According to Stockholm International Peace and Research Institute’s (SIPRI) Yearbook 2021 – Armaments, Disarmament and International Security, India ranks second in the world as an importer of major arms. The fundamental flaw in the nation’s approach to indigenisation has been the dependence in manufacture and R&D on the public sector whose performance has been mediocre, sluggish and not cost-effective. On the other hand, the private sector has been wary of investing in the absence of enduring and incentivising policies. HAL’s work culture cannot be changed nor can it be shut down due to the huge investment already made. Its presence and lobbying power is an inhibiting factor for private enterprise to propel the Indian aerospace and defence industry to its true potential.

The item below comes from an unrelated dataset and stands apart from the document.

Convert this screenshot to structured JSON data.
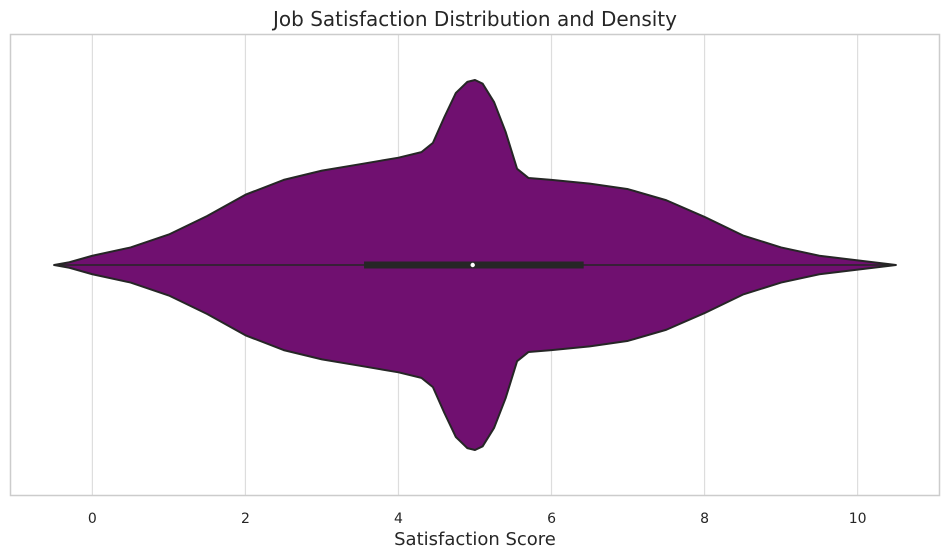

Private enterprise can be encouraged by policy changes and by the government levelling the field for public and private players. Leading edge aerospace technology can only come through technology transfer built into new aircraft deals including engine technology which has eluded the nation’s R&D so far. If India is to become a global aerospace power, it can only be through private participation and through privatisation of HAL. Otherwise, Atmanirbhar in this context may boast of ‘Made in India’ in contrast to the ‘Make in India’ notion but self-reliance, the essence of Atmanirbhar, will remain elusive.